Cardinals’ pay cuts at the Vatican to save lay jobs

Pay cuts at the Vatican will see cardinals working at the Holy See taking a 10 per cent pay cut. Most other Vatican-based clerics’ salaries are also being reduced.

Department heads and secretaries will have their salaries reduced by eight percent and clergy and religious by three percent.

In addition, almost all employees will have automatic seniority pay increases frozen until 2023,

Pope Francis ordered the cuts to save lay employees’ jobs.

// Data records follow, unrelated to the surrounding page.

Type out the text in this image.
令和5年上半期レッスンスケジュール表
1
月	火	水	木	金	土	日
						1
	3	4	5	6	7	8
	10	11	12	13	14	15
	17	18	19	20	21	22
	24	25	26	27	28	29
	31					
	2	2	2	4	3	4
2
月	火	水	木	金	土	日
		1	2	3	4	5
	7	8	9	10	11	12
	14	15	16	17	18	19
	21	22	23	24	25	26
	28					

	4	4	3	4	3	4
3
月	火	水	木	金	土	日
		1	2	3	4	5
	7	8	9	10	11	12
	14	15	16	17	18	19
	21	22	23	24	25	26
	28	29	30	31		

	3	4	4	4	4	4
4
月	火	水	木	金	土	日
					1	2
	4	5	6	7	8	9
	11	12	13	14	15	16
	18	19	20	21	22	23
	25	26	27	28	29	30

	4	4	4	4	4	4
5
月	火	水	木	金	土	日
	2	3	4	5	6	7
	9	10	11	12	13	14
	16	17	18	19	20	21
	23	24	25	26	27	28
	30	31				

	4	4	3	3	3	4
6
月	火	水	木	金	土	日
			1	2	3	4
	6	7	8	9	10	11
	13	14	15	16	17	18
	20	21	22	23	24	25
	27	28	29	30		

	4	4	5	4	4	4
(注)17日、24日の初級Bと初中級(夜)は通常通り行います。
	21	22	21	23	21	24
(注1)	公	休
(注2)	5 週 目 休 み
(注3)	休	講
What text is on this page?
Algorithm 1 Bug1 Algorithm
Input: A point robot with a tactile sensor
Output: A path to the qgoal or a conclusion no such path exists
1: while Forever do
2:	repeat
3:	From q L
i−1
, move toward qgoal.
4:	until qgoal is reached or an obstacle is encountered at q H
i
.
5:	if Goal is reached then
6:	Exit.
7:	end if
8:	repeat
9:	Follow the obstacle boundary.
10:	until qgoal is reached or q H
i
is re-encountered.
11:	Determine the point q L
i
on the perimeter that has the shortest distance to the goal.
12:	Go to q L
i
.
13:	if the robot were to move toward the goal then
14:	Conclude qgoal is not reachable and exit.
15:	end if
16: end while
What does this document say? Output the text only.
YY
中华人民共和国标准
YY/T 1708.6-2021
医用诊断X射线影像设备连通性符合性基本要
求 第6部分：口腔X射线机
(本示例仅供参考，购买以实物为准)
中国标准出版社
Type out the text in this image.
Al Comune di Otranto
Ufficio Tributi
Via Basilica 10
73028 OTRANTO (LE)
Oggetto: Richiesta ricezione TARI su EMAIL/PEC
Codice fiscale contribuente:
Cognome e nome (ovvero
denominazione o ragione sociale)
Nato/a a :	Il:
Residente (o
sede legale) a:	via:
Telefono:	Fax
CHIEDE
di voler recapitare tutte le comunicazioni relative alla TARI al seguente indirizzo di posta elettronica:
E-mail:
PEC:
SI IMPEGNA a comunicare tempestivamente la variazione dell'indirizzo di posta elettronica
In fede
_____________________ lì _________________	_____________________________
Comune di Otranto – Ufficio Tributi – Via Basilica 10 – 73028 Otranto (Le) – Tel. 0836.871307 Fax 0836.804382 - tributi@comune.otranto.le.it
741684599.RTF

The Vatican says Francis issued a decree introducing proportional cuts starting on from 1 April.

Most lay employees would not be affected by the cuts.

This is thought to be the first time in living memory that a pope had taken such action.

Explaining why action is needed now, Francis said the pandemic “has negatively affected all the sources of income of the Holy See and the State of Vatican City.”

While both currently had “adequate capitalisation,” Francis said he felt the duty to guarantee “sustainability and equilibrium between income and expenses” in the current economic climate.

“A sustainable economic future requires today, among other decisions, adopting measures that also concern employee salaries,” Francis said.

The pay cuts are included in these measures.

Francis comes from a working class family. He has often insisted he does not want to reduce staff in difficult economic times, even as the Vatican continues to run up deficits.

Cardinals who work and live in the Vatican or in Rome are believed to get salaries of about US$4,730 to US$5,915 a month. Many live in large apartments at well below market rents.

In addition, most priests and nuns who work in Vatican departments live in religious communities in Rome. These communities give them greater protection from economic downturns.

Their living expenses are much lower than lay employees’ who live in Rome. Many of whom have families.

It is these lay workers the pope is protecting.

The Vatican’s top economic official said earlier this month that the Holy See, the central administrative body of the worldwide Catholic Church, may have to use US$47 million in reserves for the second straight year as the COVID-19 pandemic burns through its finances.

Holy See’s income is from donations, real estate management and investments. It expects a deficit of about US$60 million euros this year.

Revenues are expected to be about US$250 million in 2021, down 30 per cent from 2020.